The decision follows a Teesside approval. Credit: British Steel

British Steel secures £1.25bn local go-ahead

The Chinese-owned firm has been granted planning permission to build an electric arc furnace at its Scunthorpe headquarters, with sign-off from Whitehall the next step.

North Lincolnshire Council has given its approval for the project, a key part in a decarbonisation programme for BS, following a detailed consultation period.

The application to build another electric arc furnace at its Teesside site was recently approved by Redcar & Cleveland Council.

The manufacturer’s proposed £1.25bn transformation – its biggest in more than a century of steelmaking, it said – is subject to appropriate support from the UK government.

Jingye Group, China’s largest steelmaker, acquired British Steel in 2020.

British Steel president and chief executive Xijun Cao said: “We’re extremely pleased to have received planning permissions to build Electric Arc Furnaces at our Scunthorpe and Teesside sites. It is a significant step forward in our journey to net zero and we thank everyone who has supported our plans.
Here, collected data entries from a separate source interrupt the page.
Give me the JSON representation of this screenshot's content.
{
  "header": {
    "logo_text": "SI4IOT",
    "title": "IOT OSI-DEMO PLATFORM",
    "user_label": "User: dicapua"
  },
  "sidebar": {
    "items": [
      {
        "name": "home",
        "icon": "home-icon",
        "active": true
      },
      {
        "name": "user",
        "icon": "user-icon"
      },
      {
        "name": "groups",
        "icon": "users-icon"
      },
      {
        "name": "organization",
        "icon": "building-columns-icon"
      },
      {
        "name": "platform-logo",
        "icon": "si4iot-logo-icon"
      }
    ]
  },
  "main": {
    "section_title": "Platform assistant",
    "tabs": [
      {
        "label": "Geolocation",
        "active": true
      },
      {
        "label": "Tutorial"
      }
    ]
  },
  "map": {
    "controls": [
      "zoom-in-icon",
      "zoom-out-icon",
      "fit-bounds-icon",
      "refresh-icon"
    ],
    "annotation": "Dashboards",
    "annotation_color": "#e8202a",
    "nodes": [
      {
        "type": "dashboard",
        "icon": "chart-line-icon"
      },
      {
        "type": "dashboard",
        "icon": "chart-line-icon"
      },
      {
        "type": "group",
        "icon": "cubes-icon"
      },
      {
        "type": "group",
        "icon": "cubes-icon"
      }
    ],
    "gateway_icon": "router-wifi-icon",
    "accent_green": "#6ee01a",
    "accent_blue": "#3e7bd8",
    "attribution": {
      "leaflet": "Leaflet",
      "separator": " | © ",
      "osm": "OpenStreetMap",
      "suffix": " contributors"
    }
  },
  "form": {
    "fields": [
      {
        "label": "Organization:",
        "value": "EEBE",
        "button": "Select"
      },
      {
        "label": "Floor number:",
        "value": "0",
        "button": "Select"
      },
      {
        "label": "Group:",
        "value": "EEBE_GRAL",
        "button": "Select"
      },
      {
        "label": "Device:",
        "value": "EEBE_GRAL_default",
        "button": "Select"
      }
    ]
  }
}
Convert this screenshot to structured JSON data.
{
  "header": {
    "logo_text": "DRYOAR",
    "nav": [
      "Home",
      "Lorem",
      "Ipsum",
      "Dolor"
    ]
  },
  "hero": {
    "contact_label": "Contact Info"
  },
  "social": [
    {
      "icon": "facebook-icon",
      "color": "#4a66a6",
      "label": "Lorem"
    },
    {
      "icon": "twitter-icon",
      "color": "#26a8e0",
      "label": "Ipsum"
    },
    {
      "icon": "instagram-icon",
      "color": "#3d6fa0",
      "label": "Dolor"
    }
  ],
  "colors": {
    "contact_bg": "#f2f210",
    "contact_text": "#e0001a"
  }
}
“The proposed installation of EAFs in Scunthorpe and Teesside is central to our journey to a green future as they would help us reduce emissions of CO2 by more than 75%. However, it is crucial we now secure the backing of the UK Government.

“Our owner, Jingye, is committed to the unprecedented investment decarbonisation requires and our desire to dramatically reduce our carbon footprint, coupled with challenging market conditions, means it is imperative swift and decisive action is taken to ensure a sustainable future for British Steel.

“We are committed to working with the UK Government and need to reach an agreement quickly so we can achieve our ambitious goals, secure thousands of jobs and keep making the steel Britain needs for generations to come.”

Significant preparation works, including environmental and technical studies, and equipment selection, are under way to ensure the company’s ambitious proposals can be delivered at the earliest opportunity while discussions with the UK government continue.

Both proposed EAFs would replace the aging iron and steelmaking operations at British Steel’s Scunthorpe site which are responsible for the vast majority of its CO2 emissions. The company proposes maintaining current operations until a transition to electric arc steelmaking.

British Steel has started preliminary talks with trade unions about electrification, and has promised to support employees affected by its decarbonisation plans.

Xijun said: “We are confident our proposals will help secure the low-embedded carbon steelmaking the UK requires now and for decades to come.”